Menos conocida, pero no menos interesante, es su faceta de predicador papal y popular en las basílicas romanas, sobresaliendo el «Oficio del Corpus Christi», densa poesía, teología, devoción y encanto al Santísimo Sacramento cuya predicación arrancaba lágrimas al Consistorio y a los fieles, igual que la predicación de la Pasión y los sermones sobre la santísima Virgen gozosa por la Resurrección.
Una experiencia mística –don de Dios– tenida durante la celebración de la misa de San Nicolás, le hace calificar toda su formidable e impresionante obra como «paja» ante el recuerdo de lo contemplado; a partir de entonces, ya dejará de hablar a los hombres y solo se meterá en Dios.

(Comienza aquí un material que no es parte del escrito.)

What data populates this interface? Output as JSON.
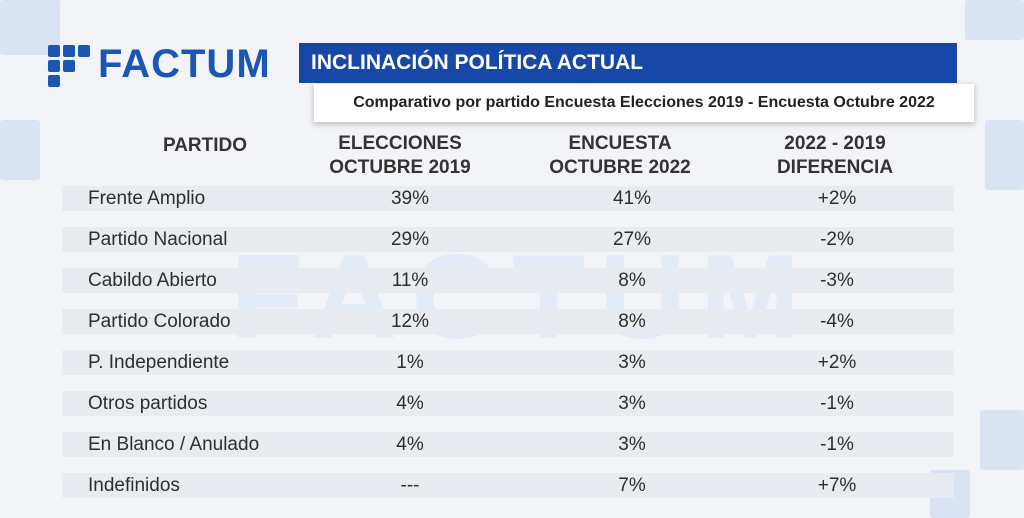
{
  "brand": {
    "logo_text": "FACTUM",
    "watermark_text": "FACTUM",
    "accent_color": "#1b56b5"
  },
  "header": {
    "title": "INCLINACIÓN POLÍTICA ACTUAL",
    "subtitle": "Comparativo por partido Encuesta Elecciones 2019 - Encuesta Octubre 2022"
  },
  "chart_data": {
    "type": "table",
    "columns": [
      {
        "line1": "PARTIDO",
        "line2": ""
      },
      {
        "line1": "ELECCIONES",
        "line2": "OCTUBRE 2019"
      },
      {
        "line1": "ENCUESTA",
        "line2": "OCTUBRE 2022"
      },
      {
        "line1": "2022 - 2019",
        "line2": "DIFERENCIA"
      }
    ],
    "rows": [
      {
        "partido": "Frente Amplio",
        "elecciones_2019": "39%",
        "encuesta_2022": "41%",
        "diferencia": "+2%"
      },
      {
        "partido": "Partido Nacional",
        "elecciones_2019": "29%",
        "encuesta_2022": "27%",
        "diferencia": "-2%"
      },
      {
        "partido": "Cabildo Abierto",
        "elecciones_2019": "11%",
        "encuesta_2022": "8%",
        "diferencia": "-3%"
      },
      {
        "partido": "Partido Colorado",
        "elecciones_2019": "12%",
        "encuesta_2022": "8%",
        "diferencia": "-4%"
      },
      {
        "partido": "P. Independiente",
        "elecciones_2019": "1%",
        "encuesta_2022": "3%",
        "diferencia": "+2%"
      },
      {
        "partido": "Otros partidos",
        "elecciones_2019": "4%",
        "encuesta_2022": "3%",
        "diferencia": "-1%"
      },
      {
        "partido": "En Blanco / Anulado",
        "elecciones_2019": "4%",
        "encuesta_2022": "3%",
        "diferencia": "-1%"
      },
      {
        "partido": "Indefinidos",
        "elecciones_2019": "---",
        "encuesta_2022": "7%",
        "diferencia": "+7%"
      }
    ]
  }
}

Su vocación, formación, magisterio, producción científica y predicación forman una unidad con la oración y la contemplación. Cuando, al final de su vida, Dios se le mostró dispuesto a satisfacerle un deseo como pago de lo mucho y bueno que de Él escribió, el santo varón no pide otra cosa que poseer al mismo objeto permanente de su estudio: a Dios. Poco más vivió. Murió en el monasterio de Fossanova, cerca de Terracina, en plena madurez de su producción científica, el día 7 de marzo de 1274. Si su fiesta se celebra el día 28 de enero, es porque en esta fecha tuvo lugar, el año 1369, el traslado de su cuerpo a Tolosa del Languedoc.
Cualquier otro sabio, uno de esos locos ansiosos del saber, quizá hubiera aprovechado la ocasión para descubrir alguna piedra filosofal o la quintaesencia de algún arcano misterio, ¿verdad?
Tomás de Aquino, ambicioso él, pidió poseer lo que estudiaba. Acertó.